3. Response of HY-INT in global and regional warming projections for the twenty-first century
We first analyze global and regional climate model projections for the twenty-first century under the A1B GHG emissions scenario (see Tables 1 and 2). Table 3 reports the mean temperature and precipitation change by the end of the twenty-first century globally and over different continents for the three global models that we analyzed, while Fig. 2 presents twenty-first-century trends in HY-INT both at the gridpoint level for the whole globe (ECHAM5 simulation) and averaged over different continents. Corresponding trends in INT and DSL are reported in Table 4.
Temperature (°C) and precipitation (%) changes (2071–2100 minus 1971–2000) averaged globally and over the continental regions (land only) of Fig. 2.

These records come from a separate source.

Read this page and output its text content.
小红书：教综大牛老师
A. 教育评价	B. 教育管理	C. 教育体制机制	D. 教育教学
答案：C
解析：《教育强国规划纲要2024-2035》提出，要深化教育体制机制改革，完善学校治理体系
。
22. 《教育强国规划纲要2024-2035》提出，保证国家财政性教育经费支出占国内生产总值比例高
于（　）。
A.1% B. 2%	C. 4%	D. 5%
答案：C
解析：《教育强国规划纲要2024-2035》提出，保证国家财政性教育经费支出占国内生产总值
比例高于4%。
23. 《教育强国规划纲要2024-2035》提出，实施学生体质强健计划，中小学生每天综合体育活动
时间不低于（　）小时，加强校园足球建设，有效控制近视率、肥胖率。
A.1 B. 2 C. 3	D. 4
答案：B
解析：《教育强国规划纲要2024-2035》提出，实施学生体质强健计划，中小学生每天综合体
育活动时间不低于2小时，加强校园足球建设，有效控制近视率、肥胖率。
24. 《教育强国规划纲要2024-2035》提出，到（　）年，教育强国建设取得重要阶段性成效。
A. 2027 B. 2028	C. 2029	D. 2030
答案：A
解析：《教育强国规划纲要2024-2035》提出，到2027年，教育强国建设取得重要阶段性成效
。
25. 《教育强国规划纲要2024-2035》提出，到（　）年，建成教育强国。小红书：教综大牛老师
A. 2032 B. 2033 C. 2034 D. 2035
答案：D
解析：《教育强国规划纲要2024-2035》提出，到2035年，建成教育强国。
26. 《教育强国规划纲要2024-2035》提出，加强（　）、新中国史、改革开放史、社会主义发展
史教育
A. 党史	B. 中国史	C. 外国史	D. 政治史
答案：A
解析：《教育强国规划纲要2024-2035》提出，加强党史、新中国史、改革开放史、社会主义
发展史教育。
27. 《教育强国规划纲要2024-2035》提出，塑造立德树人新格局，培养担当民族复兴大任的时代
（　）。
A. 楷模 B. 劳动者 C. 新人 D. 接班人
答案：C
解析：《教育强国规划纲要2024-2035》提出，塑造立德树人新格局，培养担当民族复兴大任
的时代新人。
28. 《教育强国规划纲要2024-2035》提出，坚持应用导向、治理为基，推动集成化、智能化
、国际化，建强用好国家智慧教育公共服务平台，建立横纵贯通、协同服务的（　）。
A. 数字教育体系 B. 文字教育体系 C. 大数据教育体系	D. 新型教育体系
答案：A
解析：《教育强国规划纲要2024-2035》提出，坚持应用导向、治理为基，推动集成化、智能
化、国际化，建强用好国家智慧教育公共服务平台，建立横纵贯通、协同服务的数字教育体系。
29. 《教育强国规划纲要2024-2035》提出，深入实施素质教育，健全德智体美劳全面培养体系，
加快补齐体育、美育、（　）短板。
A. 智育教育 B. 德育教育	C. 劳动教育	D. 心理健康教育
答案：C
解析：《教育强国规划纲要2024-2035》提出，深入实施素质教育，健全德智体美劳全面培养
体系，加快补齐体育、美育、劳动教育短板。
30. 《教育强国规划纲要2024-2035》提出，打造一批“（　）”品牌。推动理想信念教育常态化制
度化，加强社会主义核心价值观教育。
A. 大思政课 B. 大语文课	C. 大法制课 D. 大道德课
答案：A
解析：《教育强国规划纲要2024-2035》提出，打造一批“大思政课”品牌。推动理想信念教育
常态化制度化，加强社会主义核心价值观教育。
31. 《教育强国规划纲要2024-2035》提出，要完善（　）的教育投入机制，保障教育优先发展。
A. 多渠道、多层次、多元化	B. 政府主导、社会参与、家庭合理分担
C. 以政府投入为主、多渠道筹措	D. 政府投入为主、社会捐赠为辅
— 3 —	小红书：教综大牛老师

HY-INT trends from global model projections: (a) spatial distribution of the twenty-first-century linear trend in HY-INT derived from the ECHAM5 A1B projection; (b) temporal evolution of the twenty-first-century HY-INT averaged globally and over the different continental regions depicted by the boxes in (a) (land only) derived from three coupled global models (Meehl et al. 2007b) [ECHAM5, CCSM, and the Meteorological Research Institute (MRI)] (see Table 1). Note that for MRI only two 20-yr time slices of daily data were available (2046–55 and 2081–2100) and are shown; and are used to estimate the twenty-first-century long linear trends by omitting missing years. The linear trend lines for the 1976–2000 and 2001–2100 periods are shown for each region. The legend indicates the linear trend value for 1976–2000 (first value) and 2001–2100 (second value) and the asterisk (cross) denotes statistical significance at the 95% (90%) confidence level.
Citation: Journal of Climate 24, 20; 10.1175/2011JCLI3979.1
Linear trend coefficients of normalized INT and DSL in three global model projections (see Table 1) for the periods 1976–2000 and 2001–2100 (A1B scenario) averaged globally and over the continental regions of Fig. 2 (land only). Here, the asterisk and cross indicate that the trends are statistically significant at the 95% and 90% confidence levels, respectively.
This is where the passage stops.